Мои современницы - стр. 27
Вдруг Павлик заболел. У него сделался сильный жар и покраснело горлышко. Доктор пришел и сказал, что у него дифтерит, а, может, и простая ангина, и что всё выяснится в первые же дни. Мальчика должны были перенести в заразное отделение, но Мери так плакала, так молила, что решили поставить его кроватку, вопреки приютским правилам, в комнату Мери с тем, что она будет ухаживать только за ним, а к другим детям выходить не станет.

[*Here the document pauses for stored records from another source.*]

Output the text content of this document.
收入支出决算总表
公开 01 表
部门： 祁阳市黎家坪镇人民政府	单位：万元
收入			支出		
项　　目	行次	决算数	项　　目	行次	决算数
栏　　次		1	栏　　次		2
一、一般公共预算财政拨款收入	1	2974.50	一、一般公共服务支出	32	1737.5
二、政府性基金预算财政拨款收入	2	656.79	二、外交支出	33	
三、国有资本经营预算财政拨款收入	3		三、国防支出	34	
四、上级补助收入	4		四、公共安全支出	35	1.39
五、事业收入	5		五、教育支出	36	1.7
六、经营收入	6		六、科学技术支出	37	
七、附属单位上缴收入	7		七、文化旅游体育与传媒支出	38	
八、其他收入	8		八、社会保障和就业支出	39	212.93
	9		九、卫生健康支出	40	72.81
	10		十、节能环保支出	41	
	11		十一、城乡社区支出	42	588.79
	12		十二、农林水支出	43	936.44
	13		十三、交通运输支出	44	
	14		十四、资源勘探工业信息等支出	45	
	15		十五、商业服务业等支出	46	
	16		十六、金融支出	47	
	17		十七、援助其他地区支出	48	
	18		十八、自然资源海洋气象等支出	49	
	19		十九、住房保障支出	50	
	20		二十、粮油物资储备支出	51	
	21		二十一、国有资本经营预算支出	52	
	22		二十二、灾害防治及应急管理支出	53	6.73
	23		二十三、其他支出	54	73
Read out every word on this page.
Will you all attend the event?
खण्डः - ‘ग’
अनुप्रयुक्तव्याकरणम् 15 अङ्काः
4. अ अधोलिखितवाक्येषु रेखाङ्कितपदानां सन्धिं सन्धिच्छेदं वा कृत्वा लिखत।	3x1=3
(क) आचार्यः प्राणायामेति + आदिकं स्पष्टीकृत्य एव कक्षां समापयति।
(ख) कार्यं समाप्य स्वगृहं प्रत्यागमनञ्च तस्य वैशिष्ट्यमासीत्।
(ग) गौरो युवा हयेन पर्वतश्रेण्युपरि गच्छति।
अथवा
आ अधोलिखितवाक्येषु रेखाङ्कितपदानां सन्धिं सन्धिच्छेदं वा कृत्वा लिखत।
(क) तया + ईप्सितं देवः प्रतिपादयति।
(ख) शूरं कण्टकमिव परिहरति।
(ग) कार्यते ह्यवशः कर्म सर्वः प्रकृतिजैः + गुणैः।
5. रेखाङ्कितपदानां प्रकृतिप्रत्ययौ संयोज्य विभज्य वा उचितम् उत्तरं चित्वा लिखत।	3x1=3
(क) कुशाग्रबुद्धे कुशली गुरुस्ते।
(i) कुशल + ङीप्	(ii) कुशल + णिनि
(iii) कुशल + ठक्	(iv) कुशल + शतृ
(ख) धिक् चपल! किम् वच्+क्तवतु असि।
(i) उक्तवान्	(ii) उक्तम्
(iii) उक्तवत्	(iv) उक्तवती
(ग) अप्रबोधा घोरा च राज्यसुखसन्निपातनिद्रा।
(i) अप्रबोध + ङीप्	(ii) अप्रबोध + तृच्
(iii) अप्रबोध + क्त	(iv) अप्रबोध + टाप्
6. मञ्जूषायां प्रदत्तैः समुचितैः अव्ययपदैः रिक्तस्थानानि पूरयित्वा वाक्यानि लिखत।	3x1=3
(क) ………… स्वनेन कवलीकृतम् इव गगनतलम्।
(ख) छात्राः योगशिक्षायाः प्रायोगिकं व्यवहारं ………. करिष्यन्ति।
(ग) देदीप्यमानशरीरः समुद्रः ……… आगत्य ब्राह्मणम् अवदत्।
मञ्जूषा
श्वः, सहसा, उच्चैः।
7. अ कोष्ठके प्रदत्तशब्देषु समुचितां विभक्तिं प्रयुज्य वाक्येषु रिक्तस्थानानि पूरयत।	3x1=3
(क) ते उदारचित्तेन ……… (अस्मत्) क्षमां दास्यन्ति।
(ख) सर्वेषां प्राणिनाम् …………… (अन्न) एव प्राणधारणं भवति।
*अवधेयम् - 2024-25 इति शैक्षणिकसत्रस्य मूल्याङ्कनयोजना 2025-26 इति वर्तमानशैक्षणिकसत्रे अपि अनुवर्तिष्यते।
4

Тяжелые дни настали для Мери. Это было ее первое большое горе. С каким отчаяньем смотрела она на больного Павлика, с какой мольбой обращалась к образу Божией Матери, плакала и молила Ее сохранить ее любимого деточку! Она не спала две ночи, почти ничего не ела, осунулась и побледнела. К концу третьего дня доктор объявил, что опасность миновала. Действительно, Павлик смотрел веселее, а уснув, даже улыбался, Мери с восторгом глядела на него, прислушивалась к его ровному дыханию, и никогда еще жизнь не казалась ей столь прекрасной.

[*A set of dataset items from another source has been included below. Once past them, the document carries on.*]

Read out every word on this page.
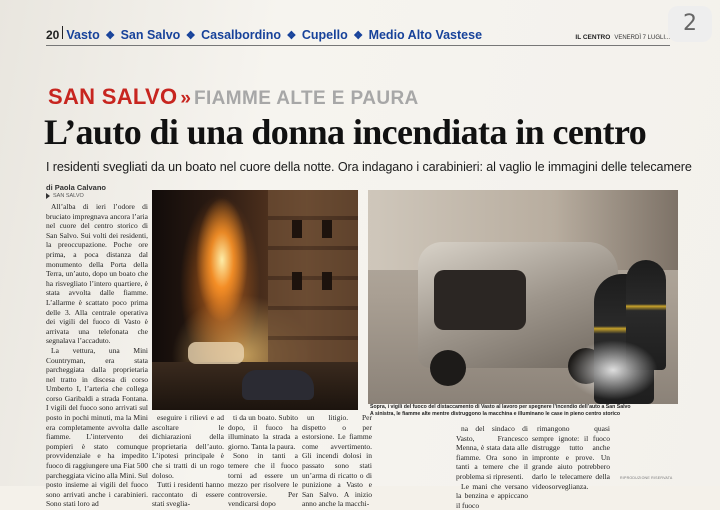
2
20 Vasto ❖ San Salvo ❖ Casalbordino ❖ Cupello ❖ Medio Alto Vastese	IL CENTRO VENERDÌ 7 LUGLI...
SAN SALVO » FIAMME ALTE E PAURA
L’auto di una donna incendiata in centro
I residenti svegliati da un boato nel cuore della notte. Ora indagano i carabinieri: al vaglio le immagini delle telecamere
di Paola Calvano
SAN SALVO

All’alba di ieri l’odore di bruciato impregnava ancora l’aria nel cuore del centro storico di San Salvo. Sui volti dei residenti, la preoccupazione. Poche ore prima, a poca distanza dal monumento della Porta della Terra, un’auto, dopo un boato che ha risvegliato l’intero quartiere, è stata avvolta dalle fiamme. L’allarme è scattato poco prima delle 3. Alla centrale operativa dei vigili del fuoco di Vasto è arrivata una telefonata che segnalava l’accaduto.

La vettura, una Mini Countryman, era stata parcheggiata dalla proprietaria nel tratto in discesa di corso Umberto I, l’arteria che collega corso Garibaldi a strada Fontana. I vigili del fuoco sono arrivati sul posto in pochi minuti, ma la Mini era completamente avvolta dalle fiamme. L’intervento dei pompieri è stato comunque provvidenziale e ha impedito fuoco di raggiungere una Fiat 500 parcheggiata vicino alla Mini. Sul posto insieme ai vigili del fuoco sono arrivati anche i carabinieri. Sono stati loro ad

eseguire i rilievi e ad ascoltare le dichiarazioni della proprietaria dell’auto. L’ipotesi principale è che si tratti di un rogo doloso.

Tutti i residenti hanno raccontato di essere stati sveglia-

ti da un boato. Subito dopo, il fuoco ha illuminato la strada a giorno. Tanta la paura.

Sono in tanti a temere che il fuoco torni ad essere un mezzo per risolvere le controversie. Per vendicarsi dopo

un litigio. Per dispetto o per estorsione. Le fiamme come avvertimento. Gli incendi dolosi in passato sono stati un’arma di ricatto o di punizione a Vasto e San Salvo. A inizio anno anche la macchi-

Sopra, i vigili del fuoco del distaccamento di Vasto al lavoro per spegnere l’incendio dell’auto a San Salvo
A sinistra, le fiamme alte mentre distruggono la macchina e illuminano le case in pieno centro storico

na del sindaco di Vasto, Francesco Menna, è stata data alle fiamme. Ora sono in tanti a temere che il problema si ripresenti.

Le mani che versano la benzina e appiccano il fuoco

rimangono quasi sempre ignote: il fuoco distrugge tutto anche impronte e prove. Un grande aiuto potrebbero darlo le telecamere della videosorveglianza.

RIPRODUZIONE RISERVATA
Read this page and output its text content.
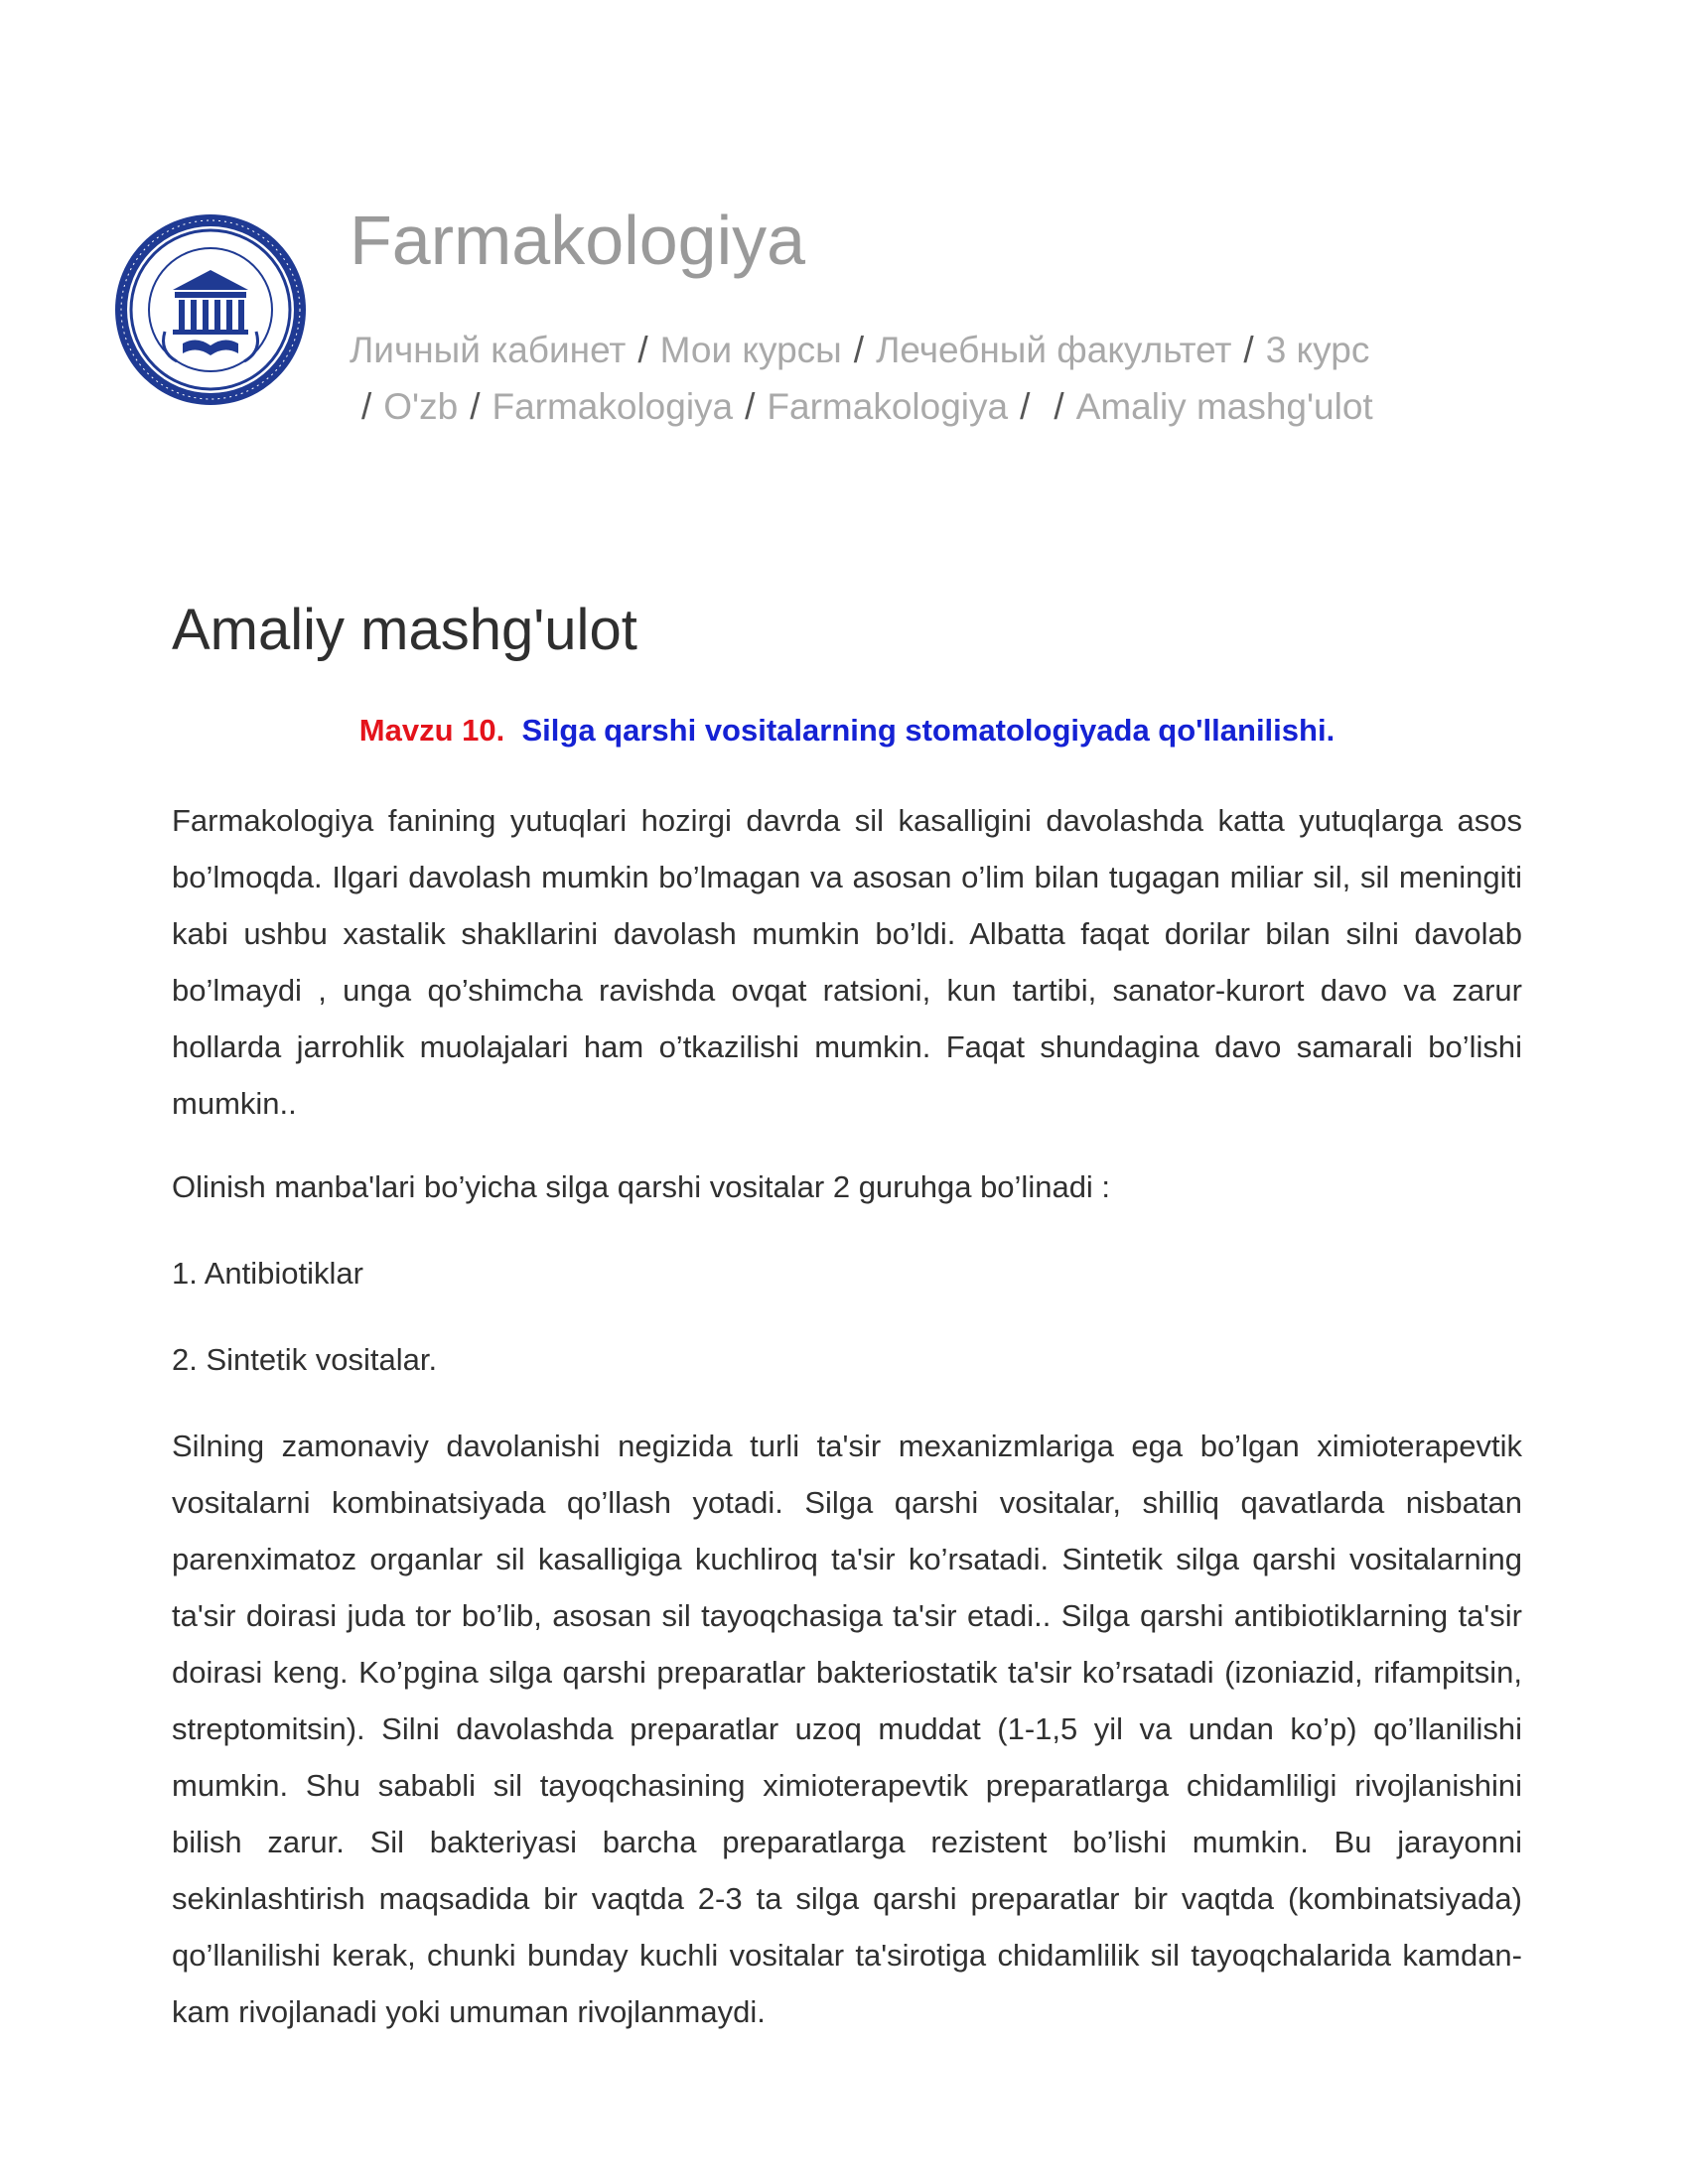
Farmakologiya
Личный кабинет / Мои курсы / Лечебный факультет / 3 курс
/ O'zb / Farmakologiya / Farmakologiya / / Amaliy mashg'ulot
Amaliy mashg'ulot

Mavzu 10. Silga qarshi vositalarning stomatologiyada qo'llanilishi.

Farmakologiya fanining yutuqlari hozirgi davrda sil kasalligini davolashda katta yutuqlarga asos bo’lmoqda. Ilgari davolash mumkin bo’lmagan va asosan o’lim bilan tugagan miliar sil, sil meningiti kabi ushbu xastalik shakllarini davolash mumkin bo’ldi. Albatta faqat dorilar bilan silni davolab bo’lmaydi , unga qo’shimcha ravishda ovqat ratsioni, kun tartibi, sanator-kurort davo va zarur hollarda jarrohlik muolajalari ham o’tkazilishi mumkin. Faqat shundagina davo samarali bo’lishi mumkin..

Olinish manba'lari bo’yicha silga qarshi vositalar 2 guruhga bo’linadi :

1. Antibiotiklar

2. Sintetik vositalar.

Silning zamonaviy davolanishi negizida turli ta'sir mexanizmlariga ega bo’lgan ximioterapevtik vositalarni kombinatsiyada qo’llash yotadi. Silga qarshi vositalar, shilliq qavatlarda nisbatan parenximatoz organlar sil kasalligiga kuchliroq ta'sir ko’rsatadi. Sintetik silga qarshi vositalarning ta'sir doirasi juda tor bo’lib, asosan sil tayoqchasiga ta'sir etadi.. Silga qarshi antibiotiklarning ta'sir doirasi keng. Ko’pgina silga qarshi preparatlar bakteriostatik ta'sir ko’rsatadi (izoniazid, rifampitsin, streptomitsin). Silni davolashda preparatlar uzoq muddat (1-1,5 yil va undan ko’p) qo’llanilishi mumkin. Shu sababli sil tayoqchasining ximioterapevtik preparatlarga chidamliligi rivojlanishini bilish zarur. Sil bakteriyasi barcha preparatlarga rezistent bo’lishi mumkin. Bu jarayonni sekinlashtirish maqsadida bir vaqtda 2-3 ta silga qarshi preparatlar bir vaqtda (kombinatsiyada) qo’llanilishi kerak, chunki bunday kuchli vositalar ta'sirotiga chidamlilik sil tayoqchalarida kamdan-kam rivojlanadi yoki umuman rivojlanmaydi.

Был вечер. Она потушила лампу и, оставив гореть лишь лампадку, села в глубокое кресло, рядом с кроваткой Павлика. Ей хотелось помечтать о будущих счастливых днях, когда мальчик выздоровеет, но усталость и тревога последних дней сказались, и она задремала, откинувшись на спинку кресла… Страшный, всё тот же отвратительный сон приснился ей. Но никогда еще не был он так ярок, никогда еще не наслаждалась она так сильно мучениями терзаемых детей. Ей хотелось самой истязать их и увеличивать их страданья. Сердце ее страшно билось, вся кровь загоралась. Мери проснулась, но сознание не возвращалось к ней. Сладкая истома охватила ее и, повинуясь непобедимому безумному желанию, она низко, низко склонилась над кроваткой и обоими руками судорожно сжала шейку мальчика…

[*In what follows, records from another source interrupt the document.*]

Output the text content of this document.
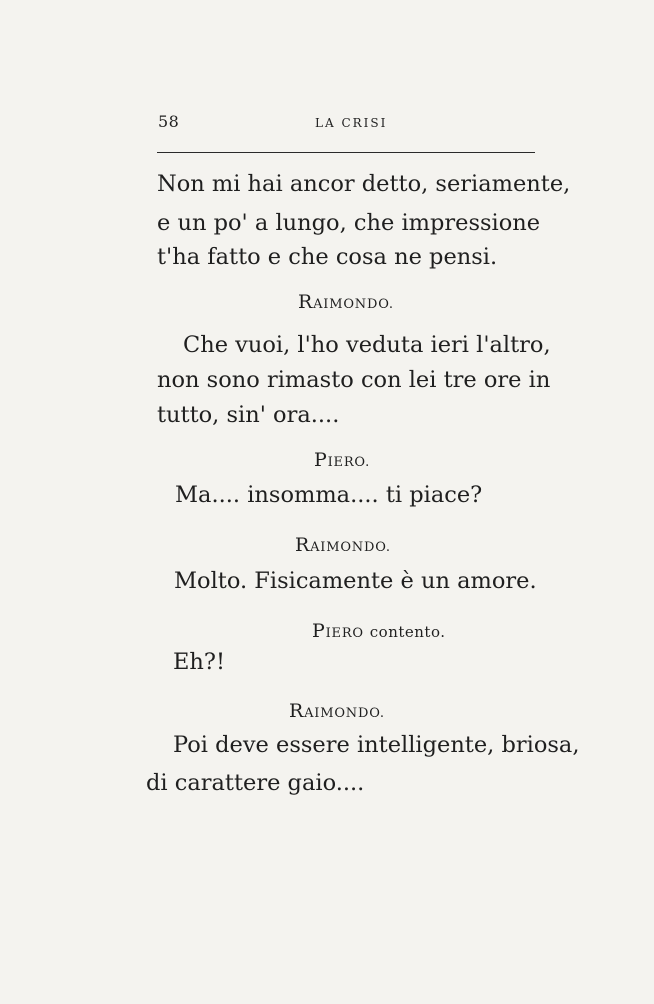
58	LA CRISI
Non mi hai ancor detto, seriamente,
e un po' a lungo, che impressione
t'ha fatto e che cosa ne pensi.
RAIMONDO.
Che vuoi, l'ho veduta ieri l'altro,
non sono rimasto con lei tre ore in
tutto, sin' ora....
PIERO.
Ma.... insomma.... ti piace?
RAIMONDO.
Molto. Fisicamente è un amore.
PIERO contento.
Eh?!
RAIMONDO.
Poi deve essere intelligente, briosa,
di carattere gaio....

В коридоре что-то упало и загремело. Мери очнулась, откинулась назад и глядела перед собою диким взором. Всё было тихо, лампадка теплилась перед образом, Павлик неподвижно лежал в кроватке. Сознание постепенно возвращалось к Мери, и она всё поняла. Страшное отчаянье охватило ее. Она билась и рыдала в ногах малютки. Мысль, что всё кончено, что никогда более Павлик не улыбнется ей, была нестерпима. «Никогда! Да разве это возможно! Чем же жить-то я буду? Такой хорошенький мальчик, такие милые глазки и вдруг никогда, никогда больше я их не увижу!» Она совсем потерялась, вынула Павлика из кроватки и то носила его по комнате, прижимая к себе, то садилась и, качая ребенка, повторяла бессмысленные слова: «Рыбка моя, Павлик мой, не оставляй меня, не уходи от меня! Птичка моя райская, люблю тебя! Господи, Господи, оставь мне его еще хоть на недельку, хоть только на денечек!» Она несчетно целовала неподвижное личико мальчика, его ножки и ручки. Вдруг мысль, что он, может быть, еще не умер, мелькнула у нее. Она бережно уложила ребенка в кроватку и побежала в комнату начальницы.